66. John Barr Clarke Hoyte
Judges Bay
Watercolour
37 x 66 cm
Signed
est. $10,000 - 15,000
Fetched $11,000
Relative Size: Judges Bay
Relative size

HISTORIC WATERCOLOURS FROM THE LATE ARTHUR THOMAS PYCROFT LOTS 66 - 70

Arthur Pycroft (1875 -1971) was an early naturalist, scholar, historian and conservationist. He attended the Church of England Grammar School, Parnell where his father was headmaster from 1883 to 1886. During this time the family lived in the headmaster's residence, now Kinder House. Young Pycroft also attended Auckland Grammar School. In 1896 he joined the Auckland Institute, a society established to encourage the study of literature and science along with the establishment of a museum and library. A member of the Institute for over 75 years, Pycroft became President in 1935.

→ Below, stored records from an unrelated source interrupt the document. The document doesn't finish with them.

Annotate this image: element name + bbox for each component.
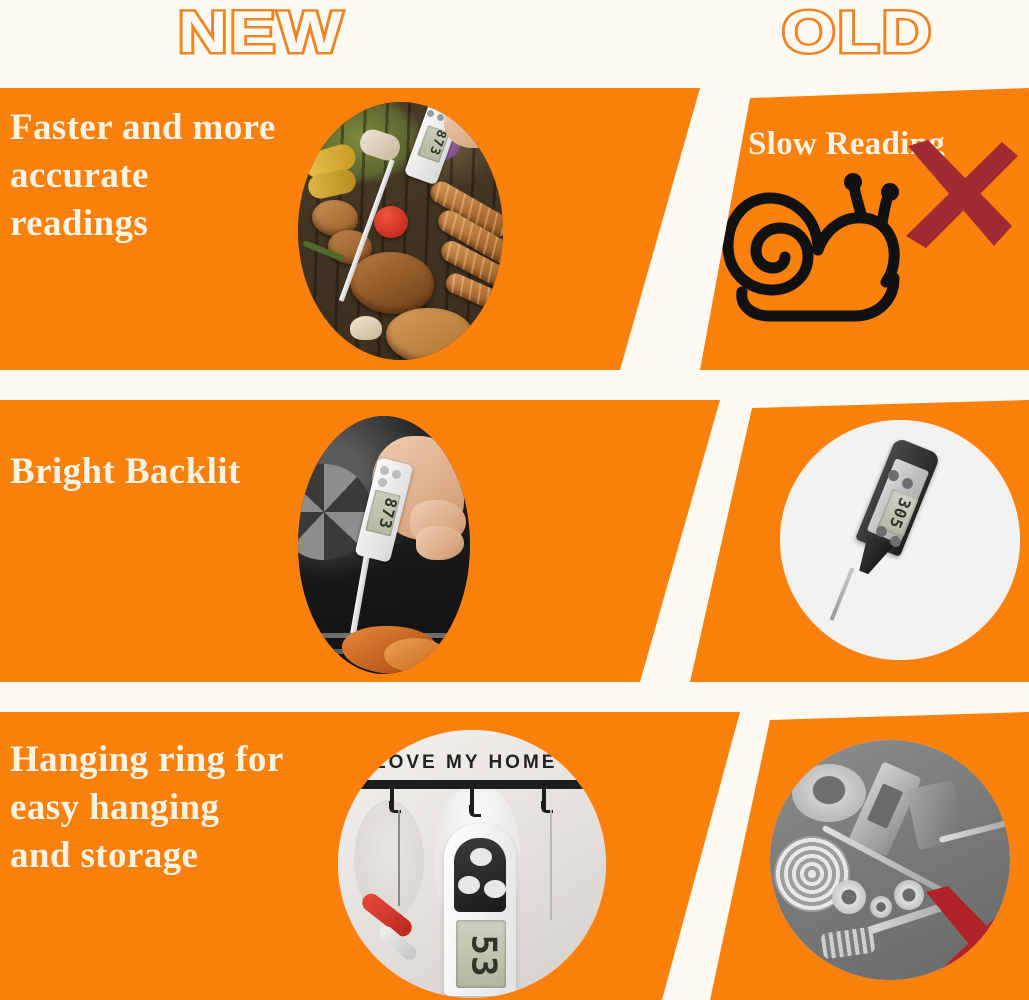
panel-new-row-2: Bright Backlit 873	[0, 400, 720, 682]
feature-line: Hanging ring for	[10, 736, 360, 784]
header-old: OLD	[782, 4, 934, 62]
panel-old-row-2: 305	[690, 400, 1029, 682]
feature-text-row-3: Hanging ring for easy hanging and storag…	[10, 736, 360, 880]
red-x-mark-row-3	[918, 886, 1010, 980]
panel-new-row-1: Faster and more accurate readings	[0, 88, 700, 370]
cluttered-drawer-photo	[770, 740, 1010, 980]
hanging-rack-photo: LOVE MY HOME 53	[338, 730, 606, 998]
old-thermometer-photo: 305	[780, 420, 1020, 660]
feature-line: easy hanging	[10, 784, 360, 832]
feature-line: and storage	[10, 832, 360, 880]
rack-label: LOVE MY HOME	[374, 752, 557, 774]
hanging-lcd-value: 53	[463, 935, 503, 978]
panel-old-row-1: Slow Reading	[700, 88, 1029, 370]
panel-old-row-3	[710, 712, 1029, 1000]
backlit-thermometer-photo: 873	[298, 416, 470, 674]
panel-new-row-3: Hanging ring for easy hanging and storag…	[0, 712, 740, 1000]
infographic-canvas: NEW OLD Faster and more accurate reading…	[0, 0, 1029, 1000]
snail-icon	[722, 166, 922, 326]
header-new: NEW	[178, 4, 345, 62]
feature-text-row-2: Bright Backlit	[10, 448, 340, 496]
grilled-food-photo: 873	[298, 102, 503, 360]
red-x-mark-row-1	[898, 140, 1018, 252]
red-x-mark-row-2	[1008, 562, 1020, 660]
feature-line: Bright Backlit	[10, 448, 340, 496]
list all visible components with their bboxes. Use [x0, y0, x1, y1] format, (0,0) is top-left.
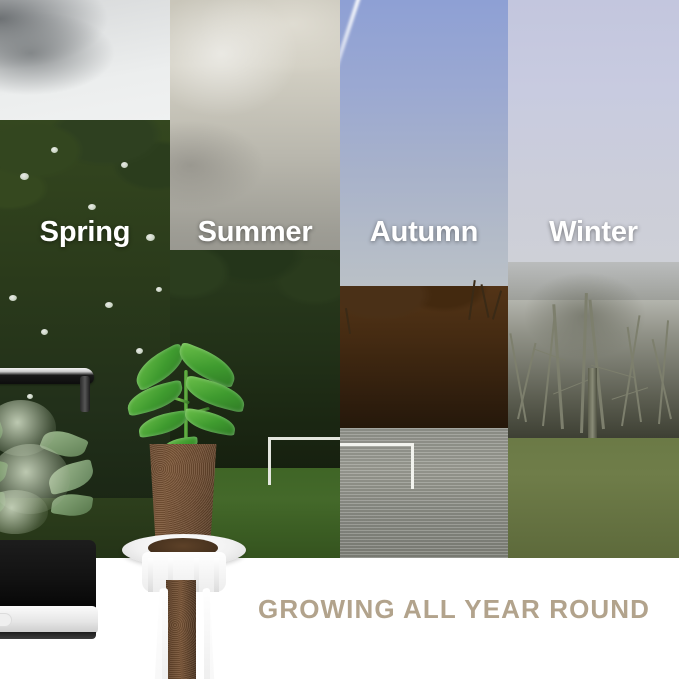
season-label-summer: Summer [170, 216, 340, 249]
season-panel-autumn: Autumn [340, 0, 508, 558]
winter-sky [508, 0, 679, 300]
winter-ground [508, 438, 679, 558]
garden-base [0, 606, 98, 634]
tagline-text: GROWING ALL YEAR ROUND [258, 594, 650, 625]
garden-base-shadow [0, 632, 96, 639]
pod-root-core [166, 580, 196, 679]
autumn-football-goal [340, 443, 414, 489]
hydroponic-garden-unit [0, 368, 112, 668]
autumn-treeline [340, 286, 508, 432]
aircraft-contrail [340, 0, 362, 137]
garden-body [0, 540, 96, 610]
autumn-sky [340, 0, 508, 300]
season-label-autumn: Autumn [340, 216, 508, 249]
summer-football-goal [268, 437, 340, 485]
grow-sponge-plug [145, 444, 221, 544]
season-label-winter: Winter [508, 216, 679, 249]
winter-bare-treeline [508, 262, 679, 440]
marketing-image: Spring Summer Autumn [0, 0, 679, 679]
season-panel-winter: Winter [508, 0, 679, 558]
seed-pod-assembly [118, 352, 258, 679]
herb-cluster [0, 386, 100, 546]
season-label-spring: Spring [0, 216, 170, 249]
winter-tree-trunk [588, 368, 597, 440]
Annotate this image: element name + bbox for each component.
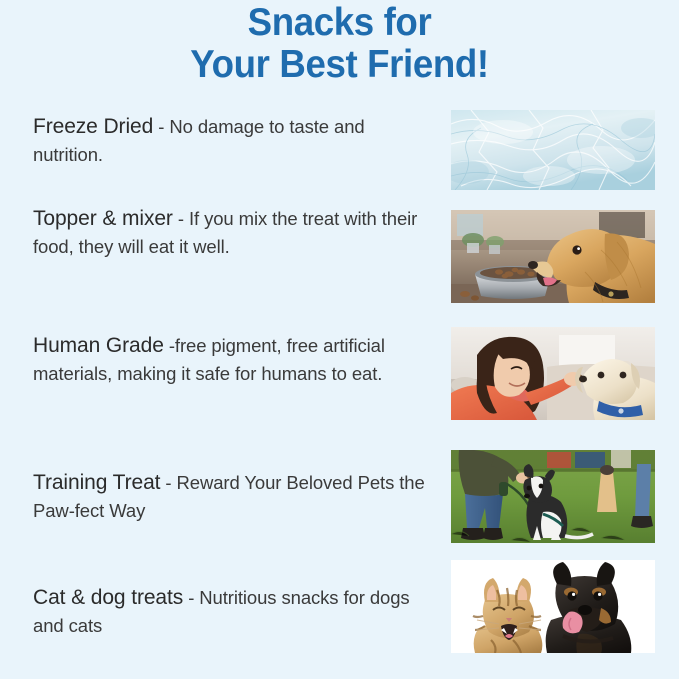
feature-list: Freeze Dried - No damage to taste and nu… <box>0 104 679 674</box>
page-title: Snacks for Your Best Friend! <box>0 2 679 86</box>
ice-texture-illustration <box>451 110 655 190</box>
feature-text-topper-mixer: Topper & mixer - If you mix the treat wi… <box>33 204 428 261</box>
cat-and-dog-illustration <box>451 560 655 653</box>
feature-row-topper-mixer: Topper & mixer - If you mix the treat wi… <box>0 204 679 322</box>
woman-and-puppy-illustration <box>451 327 655 420</box>
feature-title: Freeze Dried <box>33 115 153 138</box>
dog-training-illustration <box>451 450 655 543</box>
feature-row-cat-dog-treats: Cat & dog treats - Nutritious snacks for… <box>0 556 679 671</box>
feature-image-woman-feeding-treat-to-puppy <box>451 327 655 420</box>
feature-separator: - <box>153 116 169 137</box>
infographic-page: Snacks for Your Best Friend! Freeze Drie… <box>0 0 679 679</box>
feature-title: Topper & mixer <box>33 207 173 230</box>
feature-separator: - <box>173 208 189 229</box>
feature-text-freeze-dried: Freeze Dried - No damage to taste and nu… <box>33 112 428 169</box>
feature-image-person-training-border-collie-on-grass <box>451 450 655 543</box>
feature-row-human-grade: Human Grade -free pigment, free artifici… <box>0 322 679 444</box>
title-line-1: Snacks for <box>20 2 658 44</box>
feature-text-human-grade: Human Grade -free pigment, free artifici… <box>33 331 428 388</box>
feature-row-freeze-dried: Freeze Dried - No damage to taste and nu… <box>0 104 679 204</box>
feature-separator: - <box>160 472 176 493</box>
feature-title: Human Grade <box>33 334 164 357</box>
feature-title: Cat & dog treats <box>33 586 183 609</box>
feature-image-golden-retriever-with-food-bowl <box>451 210 655 303</box>
feature-text-training-treat: Training Treat - Reward Your Beloved Pet… <box>33 468 428 525</box>
dog-with-bowl-illustration <box>451 210 655 303</box>
feature-separator: - <box>183 587 199 608</box>
title-line-2: Your Best Friend! <box>20 44 658 86</box>
feature-text-cat-dog-treats: Cat & dog treats - Nutritious snacks for… <box>33 583 428 640</box>
feature-title: Training Treat <box>33 471 160 494</box>
feature-image-frozen-ice-texture <box>451 110 655 190</box>
feature-row-training-treat: Training Treat - Reward Your Beloved Pet… <box>0 444 679 556</box>
feature-image-tabby-cat-and-black-tan-dog-licking <box>451 560 655 653</box>
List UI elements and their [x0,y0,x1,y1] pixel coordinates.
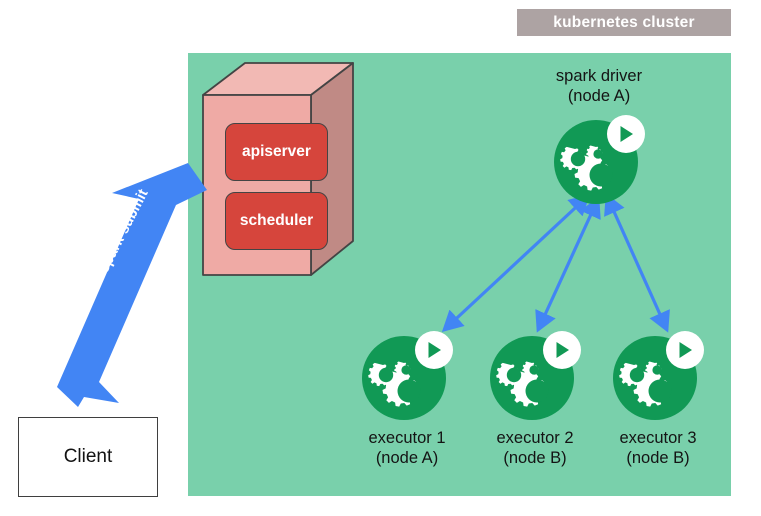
gears-play-icon [553,113,645,205]
gears-play-icon [612,329,704,421]
apiserver-label: apiserver [242,143,311,161]
kubernetes-cluster-badge: kubernetes cluster [517,9,731,36]
executor-1-node[interactable] [361,329,453,421]
executor-2-placement: (node B) [469,448,601,468]
executor-3-name: executor 3 [592,428,724,448]
executor-2-label: executor 2 (node B) [469,428,601,468]
executor-2-name: executor 2 [469,428,601,448]
spark-driver-label: spark driver (node A) [523,66,675,106]
spark-driver-node[interactable] [553,113,645,205]
spark-driver-placement: (node A) [523,86,675,106]
client-label: Client [64,446,113,468]
kubernetes-cluster-badge-label: kubernetes cluster [553,14,694,32]
gears-play-icon [361,329,453,421]
gears-play-icon [489,329,581,421]
executor-1-placement: (node A) [341,448,473,468]
spark-driver-name: spark driver [523,66,675,86]
executor-1-name: executor 1 [341,428,473,448]
executor-3-placement: (node B) [592,448,724,468]
executor-3-node[interactable] [612,329,704,421]
executor-3-label: executor 3 (node B) [592,428,724,468]
scheduler-label: scheduler [240,212,313,230]
control-plane-cube: apiserver scheduler [203,63,353,278]
executor-2-node[interactable] [489,329,581,421]
apiserver-component[interactable]: apiserver [225,123,328,181]
executor-1-label: executor 1 (node A) [341,428,473,468]
diagram-canvas: kubernetes cluster apiserver scheduler [0,0,761,516]
client-box[interactable]: Client [18,417,158,497]
scheduler-component[interactable]: scheduler [225,192,328,250]
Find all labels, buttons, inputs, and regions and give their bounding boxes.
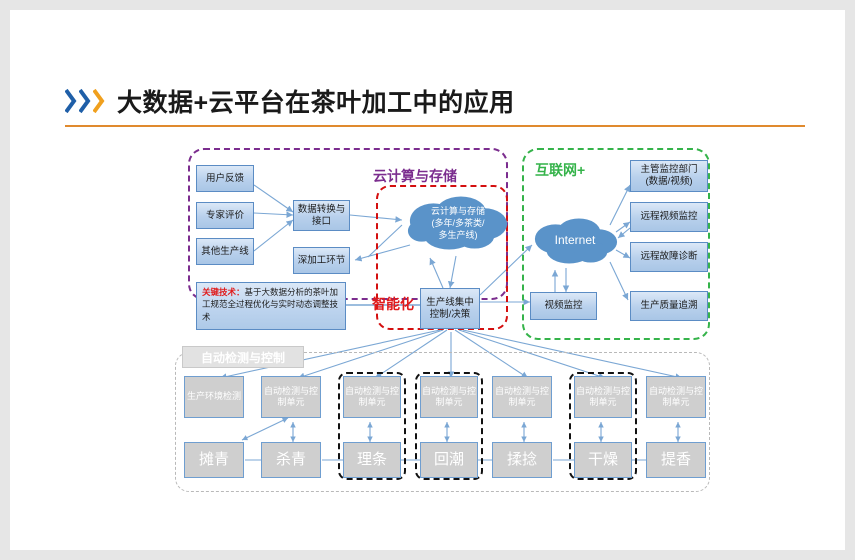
- unit-box-6[interactable]: 自动检测与控制单元: [646, 376, 706, 418]
- cloud-internet[interactable]: Internet: [530, 215, 620, 267]
- step-box-3[interactable]: 回潮: [420, 442, 478, 478]
- step-box-2[interactable]: 理条: [343, 442, 401, 478]
- box-key-technology[interactable]: 关键技术：基于大数据分析的茶叶加工规范全过程优化与实时动态调整技术: [196, 282, 346, 330]
- chevron-right-icon-3: [93, 88, 106, 114]
- box-line-central-control[interactable]: 生产线集中 控制/决策: [420, 288, 480, 329]
- cloud-computing-storage[interactable]: 云计算与存储 (多年/多茶类/ 多生产线): [404, 193, 512, 255]
- right-box-0-line1: 主管监控部门: [640, 164, 697, 176]
- page-title: 大数据+云平台在茶叶加工中的应用: [117, 83, 515, 119]
- unit-box-1[interactable]: 自动检测与控制单元: [261, 376, 321, 418]
- unit-box-4[interactable]: 自动检测与控制单元: [492, 376, 552, 418]
- region-label-intelligent: 智能化: [372, 294, 414, 314]
- step-box-6[interactable]: 提香: [646, 442, 706, 478]
- slide-canvas: 大数据+云平台在茶叶加工中的应用: [0, 0, 855, 560]
- box-supervisor-department[interactable]: 主管监控部门 (数据/视频): [630, 160, 708, 192]
- box-quality-traceability[interactable]: 生产质量追溯: [630, 291, 708, 321]
- control-line1: 生产线集中: [426, 297, 474, 309]
- step-box-1[interactable]: 杀青: [261, 442, 321, 478]
- unit-box-3[interactable]: 自动检测与控制单元: [420, 376, 478, 418]
- step-box-4[interactable]: 揉捻: [492, 442, 552, 478]
- unit-box-5[interactable]: 自动检测与控制单元: [574, 376, 632, 418]
- step-box-0[interactable]: 摊青: [184, 442, 244, 478]
- title-divider: [65, 125, 805, 127]
- box-remote-fault-diagnosis[interactable]: 远程故障诊断: [630, 242, 708, 272]
- unit-box-0[interactable]: 生产环境检测: [184, 376, 244, 418]
- unit-box-2[interactable]: 自动检测与控制单元: [343, 376, 401, 418]
- right-box-0-line2: (数据/视频): [646, 176, 693, 188]
- chevron-right-icon-2: [79, 88, 92, 114]
- box-expert-review[interactable]: 专家评价: [196, 202, 254, 229]
- auto-detect-header: 自动检测与控制: [182, 346, 304, 368]
- cloud-shape-icon: [404, 193, 512, 255]
- chevron-right-icon-1: [65, 88, 78, 114]
- box-remote-video-monitor[interactable]: 远程视频监控: [630, 202, 708, 232]
- step-box-5[interactable]: 干燥: [574, 442, 632, 478]
- region-label-internet-plus: 互联网+: [535, 160, 585, 180]
- page-title-row: 大数据+云平台在茶叶加工中的应用: [65, 78, 805, 124]
- box-video-monitor[interactable]: 视频监控: [530, 292, 597, 320]
- box-other-lines[interactable]: 其他生产线: [196, 238, 254, 265]
- region-label-cloud-storage: 云计算与存储: [373, 166, 457, 186]
- key-tech-prefix: 关键技术：: [202, 287, 245, 297]
- box-deep-processing[interactable]: 深加工环节: [293, 247, 350, 274]
- control-line2: 控制/决策: [430, 309, 471, 321]
- cloud-shape-icon: [530, 215, 620, 267]
- box-user-feedback[interactable]: 用户反馈: [196, 165, 254, 192]
- box-data-interface[interactable]: 数据转换与接口: [293, 200, 350, 231]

Throughout his professional life, Pycroft was well respected, collaborating with the colony's leading scientists and naturalists of the day. He enthusiastically corresponded with Sir Walter Buller regarding Buller's rediscovery of the Little Black Shag and other species later introduced in Buller's 1905 supplement. The compilation of information of native wildlife had seen him spend six weeks on the Hen and Chicken Islands during the summer of 1903-04. In 1928 he explored Little Barrier Island, visiting the Kermadecs with Guthrie Smith in 1929 and in 1932 travelled on an expedition to Melanesia. Arthur Pycroft was given recognition for his long service to ornithology when Sir Robert Falla named a newly discovered species of petrel (Pterodroma pycrofti) after him. It was during the expedition he had organised to Hen Island that the birds had been discovered. A member of the Moa Searching Committee, Pycroft sought evidence that Moas had been hunted by the Polynesian invaders. This quest took him from Doubtless Bay to the limestone caves of the King Country and Waikaremoana where he was able to prove that a large pelican had once lived in New Zealand. Another great interest of his lay in Auckland and Far North regions whose history and development he studied closely for more than eight decades, an enthusiasm reflected in the rarities in his collection. All in all, Pycroft was a fascinating character, a man of intellect whose wide and varied interests embraced the world of natural history and art.